Re-interpreting Rural-Urban Moral Binarism in Amma Darko’s "The Housemaid" and Binwell Sinyangwe’s "A Cowrie of Hope"

  • Lọla Akande Department of English, University of Lagos, Nigeria
Keywords: rural-urban, moral-binarism, Sinyangwe, Darko

Abstract

Many studies of the African novel amplify the devaluation of the city preferring the countryside where the balance between human beings and nature is ostensibly better sustained. However, recent trends in the African novel which depict social anomie and mass disenchantment as resulting in urban-rural reflux call for a new strategy towards re-thinking the city.

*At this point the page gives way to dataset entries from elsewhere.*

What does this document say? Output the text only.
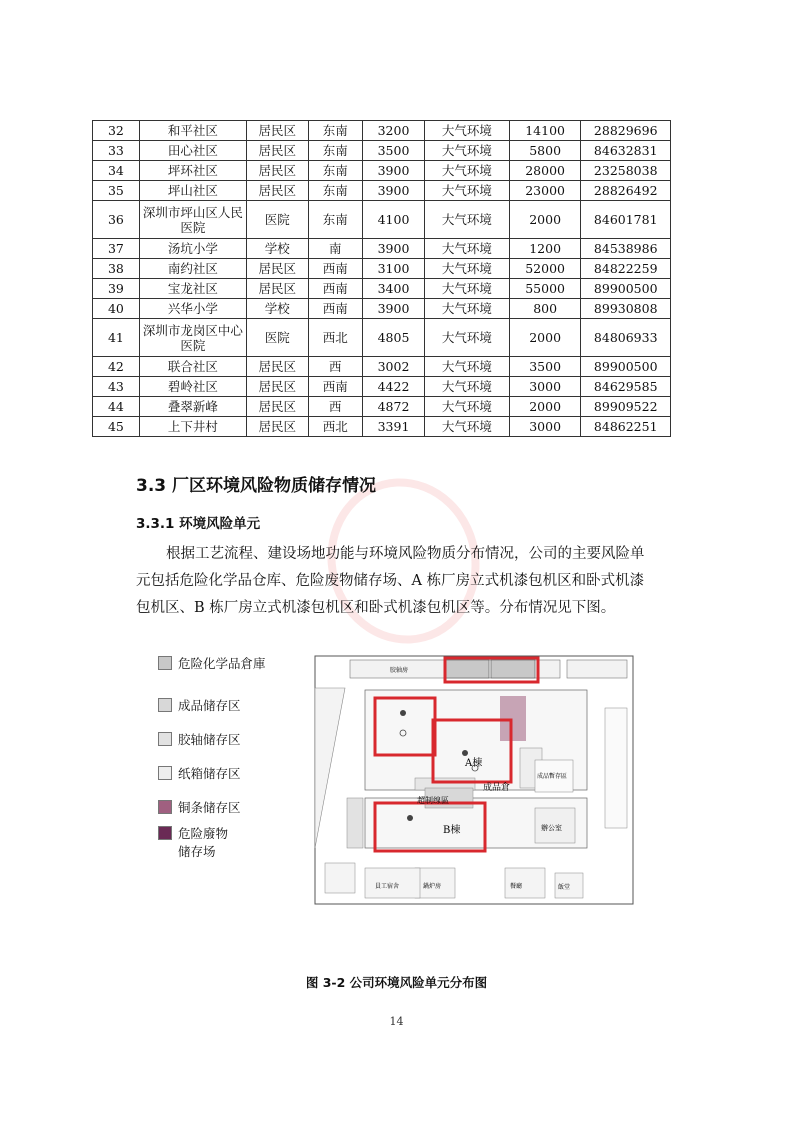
32	和平社区	居民区	东南	3200	大气环境	14100	28829696
33	田心社区	居民区	东南	3500	大气环境	5800	84632831
34	坪环社区	居民区	东南	3900	大气环境	28000	23258038
35	坪山社区	居民区	东南	3900	大气环境	23000	28826492
36	深圳市坪山区人民医院	医院	东南	4100	大气环境	2000	84601781
37	汤坑小学	学校	南	3900	大气环境	1200	84538986
38	南约社区	居民区	西南	3100	大气环境	52000	84822259
39	宝龙社区	居民区	西南	3400	大气环境	55000	89900500
40	兴华小学	学校	西南	3900	大气环境	800	89930808
41	深圳市龙岗区中心医院	医院	西北	4805	大气环境	2000	84806933
42	联合社区	居民区	西	3002	大气环境	3500	89900500
43	碧岭社区	居民区	西南	4422	大气环境	3000	84629585
44	叠翠新峰	居民区	西	4872	大气环境	2000	89909522
45	上下井村	居民区	西北	3391	大气环境	3000	84862251
3.3 厂区环境风险物质储存情况
3.3.1 环境风险单元
根据工艺流程、建设场地功能与环境风险物质分布情况，公司的主要风险单
元包括危险化学品仓库、危险废物储存场、A 栋厂房立式机漆包机区和卧式机漆
包机区、B 栋厂房立式机漆包机区和卧式机漆包机区等。分布情况见下图。
危险化学品倉庫
成品储存区
胶轴储存区
纸箱储存区
铜条储存区
危险廢物储存场
A棟
B棟
成品倉
超制缐區
成品暫存區
辦公室
胶轴房
員工宿舍	餐廳	飯堂
鍋炉房
图 3-2 公司环境风险单元分布图
14
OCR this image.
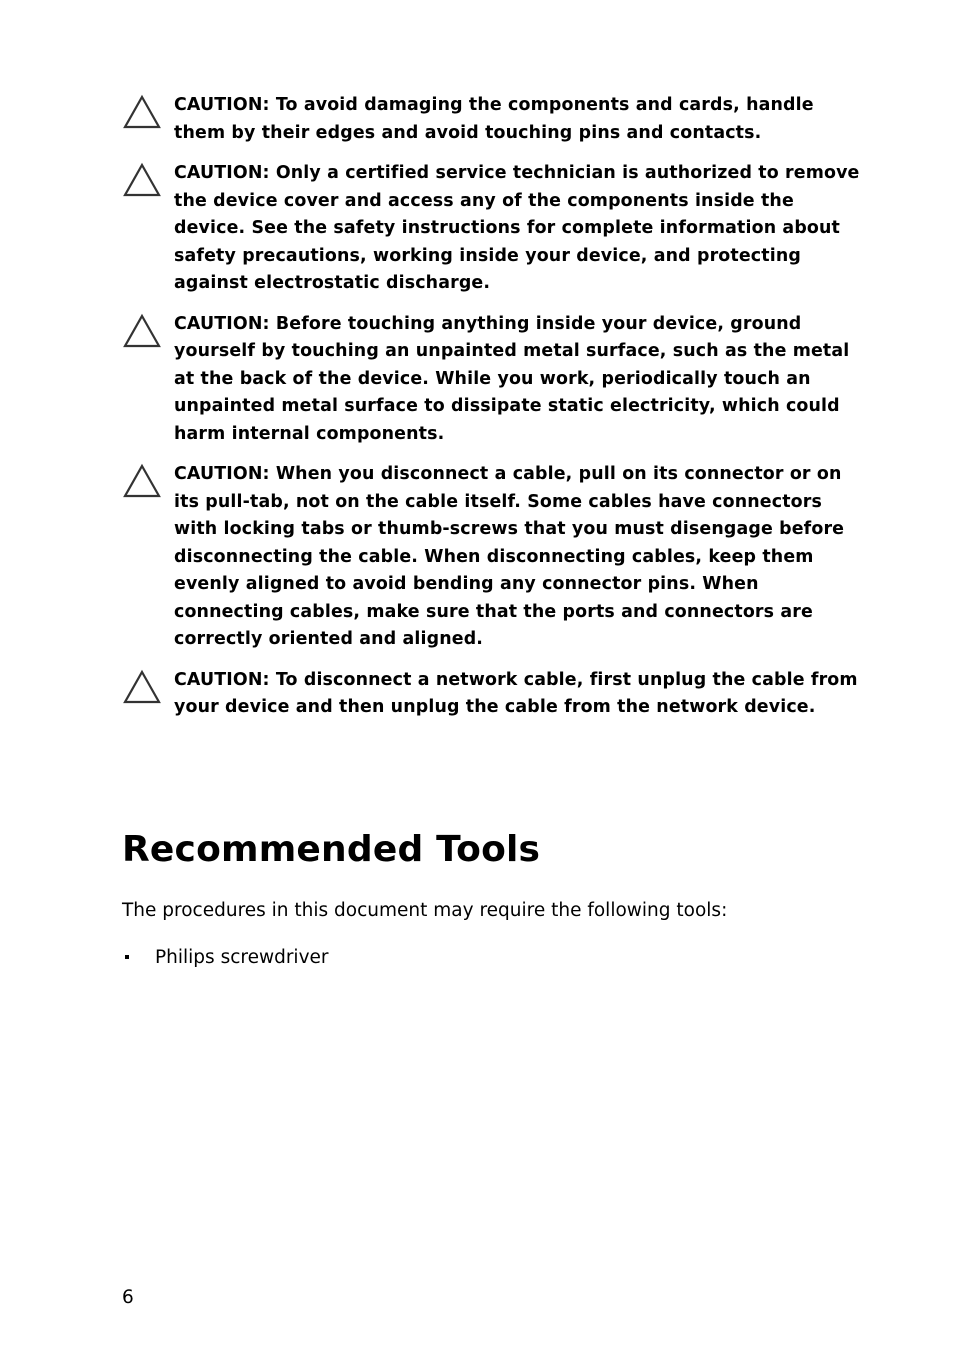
CAUTION: To avoid damaging the components and cards, handle them by their edges and avoid touching pins and contacts.
CAUTION: Only a certified service technician is authorized to remove the device cover and access any of the components inside the device. See the safety instructions for complete information about safety precautions, working inside your device, and protecting against electrostatic discharge.
CAUTION: Before touching anything inside your device, ground yourself by touching an unpainted metal surface, such as the metal at the back of the device. While you work, periodically touch an unpainted metal surface to dissipate static electricity, which could harm internal components.
CAUTION: When you disconnect a cable, pull on its connector or on its pull-tab, not on the cable itself. Some cables have connectors with locking tabs or thumb-screws that you must disengage before disconnecting the cable. When disconnecting cables, keep them evenly aligned to avoid bending any connector pins. When connecting cables, make sure that the ports and connectors are correctly oriented and aligned.
CAUTION: To disconnect a network cable, first unplug the cable from your device and then unplug the cable from the network device.
Recommended Tools

The procedures in this document may require the following tools:

Philips screwdriver
6
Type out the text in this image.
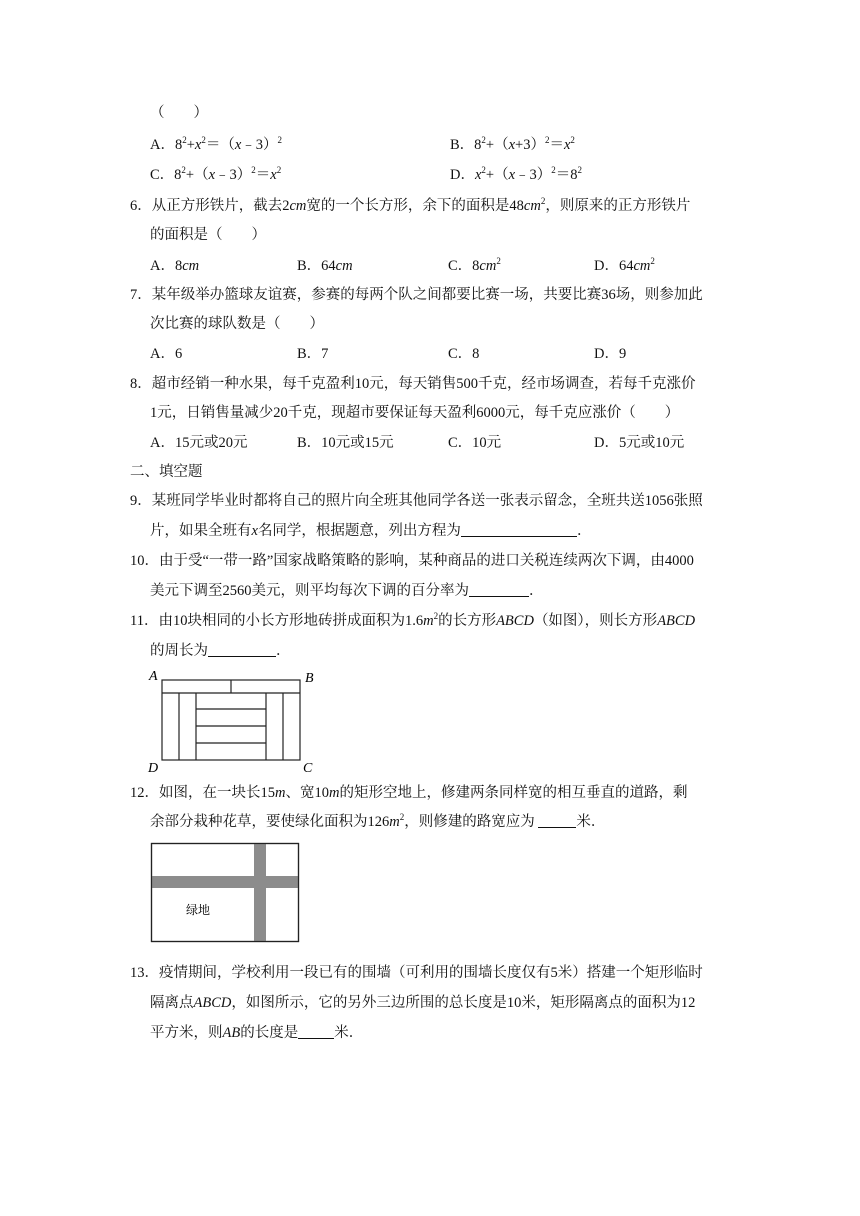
（　　）
A．$8^2+x^2=(x﹣3)^2$	B．$8^2+(x+3)^2=x^2$
C．$8^2+(x﹣3)^2=x^2$	D．$x^2+(x﹣3)^2=8^2$
6．从正方形铁片，截去2cm宽的一个长方形，余下的面积是$48cm^2$，则原来的正方形铁片
的面积是（　　）
A．8cm	B．64cm	C．$8cm^2$	D．$64cm^2$
7．某年级举办篮球友谊赛，参赛的每两个队之间都要比赛一场，共要比赛36场，则参加此
次比赛的球队数是（　　）
A．6	B．7	C．8	D．9
8．超市经销一种水果，每千克盈利10元，每天销售500千克，经市场调查，若每千克涨价
1元，日销售量减少20千克，现超市要保证每天盈利6000元，每千克应涨价（　　）
A．15元或20元	B．10元或15元	C．10元	D．5元或10元
二、填空题
9．某班同学毕业时都将自己的照片向全班其他同学各送一张表示留念，全班共送1056张照
片，如果全班有x名同学，根据题意，列出方程为	．
10．由于受“一带一路”国家战略策略的影响，某种商品的进口关税连续两次下调，由4000
美元下调至2560美元，则平均每次下调的百分率为	．
11．由10块相同的小长方形地砖拼成面积为$1.6m^2$的长方形ABCD（如图），则长方形ABCD
的周长为	．
A	B
D	C
12．如图，在一块长15m、宽10m的矩形空地上，修建两条同样宽的相互垂直的道路，剩
余部分栽种花草，要使绿化面积为$126m^2$，则修建的路宽应为	米．
绿地
13．疫情期间，学校利用一段已有的围墙（可利用的围墙长度仅有5米）搭建一个矩形临时
隔离点ABCD，如图所示，它的另外三边所围的总长度是10米，矩形隔离点的面积为12
平方米，则AB的长度是 米．
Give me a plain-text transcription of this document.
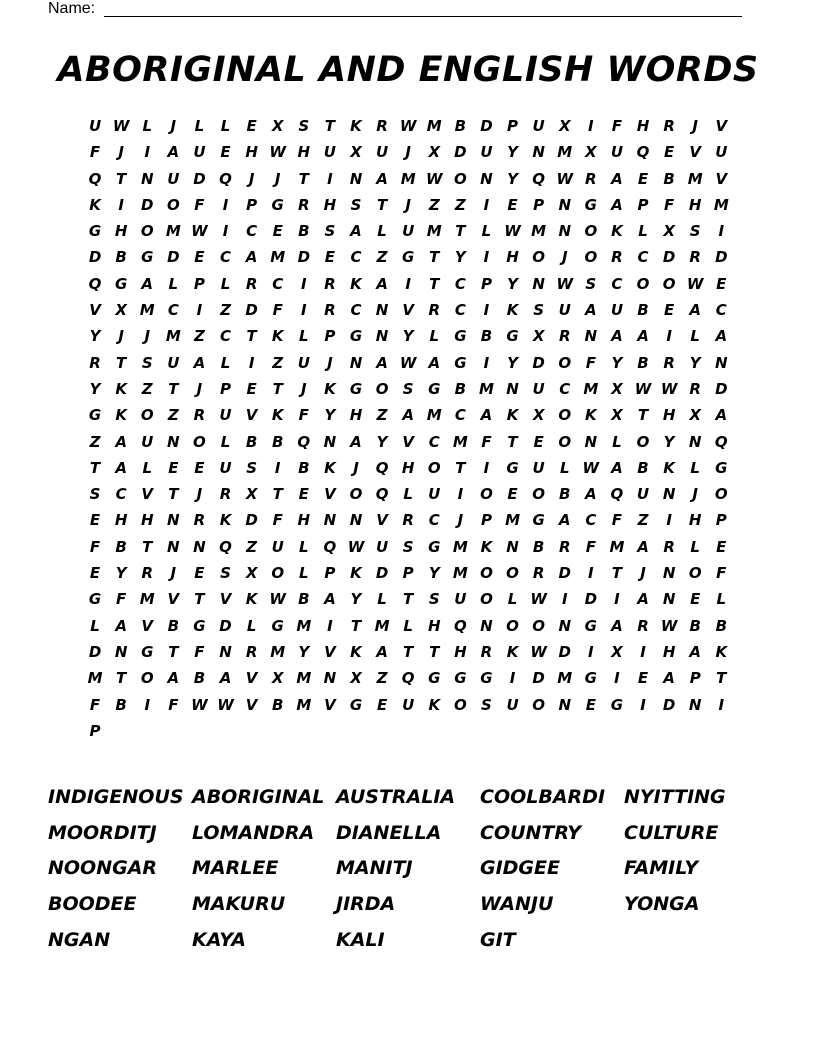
Name:
ABORIGINAL AND ENGLISH WORDS
U W L	J	L	L	E	X S	T	K R W M B D P U X	I	F H R	J	V
F	J	I	A U E H W H U X U	J	X D U Y N M X U Q E	V U
Q T N U D Q	J	J	T	I	N A M W O N Y Q W R A	E	B M V
K	I	D O F	I	P G R H S	T	J	Z	Z	I	E	P N G A P	F H M
G H O M W	I	C	E	B S A	L	U M T	L W M N O K	L	X S	I
D B G D E	C A M D E	C	Z G T	Y	I	H O	J	O R C D R D
Q G A	L	P	L	R C	I	R K A	I	T	C	P	Y N W S	C O O W E
V X M C	I	Z D F	I	R C N V R C	I	K S U A U B	E	A C
Y	J	J	M Z	C	T	K	L	P G N Y	L	G B G X R N A A	I	L	A
R	T	S U A	L	I	Z U	J	N A W A G	I	Y D O F	Y B R Y N
Y K Z	T	J	P	E	T	J	K G O S G B M N U C M X W W R D
G K O Z R U V K	F	Y H Z A M C A K X O K X	T H X A
Z A U N O L	B B Q N A Y V C M F	T	E O N	L O Y N Q
T	A	L	E	E U S	I	B K	J	Q H O T	I	G U	L W A B K	L	G
S	C V	T	J	R X	T	E	V O Q L	U	I	O E O B A Q U N	J	O
E H H N R K D F H N N V R C	J	P M G A C	F	Z	I	H P
F	B	T N N Q Z U	L Q W U S G M K N B R	F M A R	L	E
E	Y R	J	E	S X O L	P K D P	Y M O O R D	I	T	J	N O F
G F M V	T	V K W B A Y	L	T	S U O L W	I	D	I	A N E	L
L	A V B G D	L	G M	I	T M L	H Q N O O N G A R W B B
D N G T	F N R M Y V K A	T	T H R K W D	I	X	I	H A K
M T O A B A V X M N X Z Q G G G	I	D M G	I	E	A P	T
F	B	I	F W W V B M V G E U K O S U O N E G	I	D N	I
P
INDIGENOUS ABORIGINAL AUSTRALIA	COOLBARDI NYITTING
MOORDITJ	LOMANDRA	DIANELLA	COUNTRY	CULTURE
NOONGAR	MARLEE	MANITJ	GIDGEE	FAMILY
BOODEE	MAKURU	JIRDA	WANJU	YONGA
NGAN	KAYA	KALI	GIT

This paper offers a new approach of looking at the city by confronting the rural bias which tends to privilege the countryside over the urban space. The study aims to discoverer why characters’ experiences are as unpleasant in the village as in the city. It employs a close-reading technique that engages the city as a ‘living space’ in two selected African novels, A Cowrie of Hope by Binwell Sinyangwe from Zambia and The Housemaid by Ghanaian Amma Darko. The two novels are selected for being representative of recent novels focusing on the city. In the two texts, the city becomes the logical home, not a transit camp for the multitudes that besiege it. Because it is there that major decisions are made for rural migrants, it comes across as an empowerment locus for womenfolk as they seek visibility and fulfilment. However, events in the two novels suggest that although the city offers recompense to African women who flee the countryside to escape its patriarchal structure, women living in the city are not necessarily happier than their counterparts in the village. In the end, neither the village nor the city is a haven; each demands choices that are both personal and public.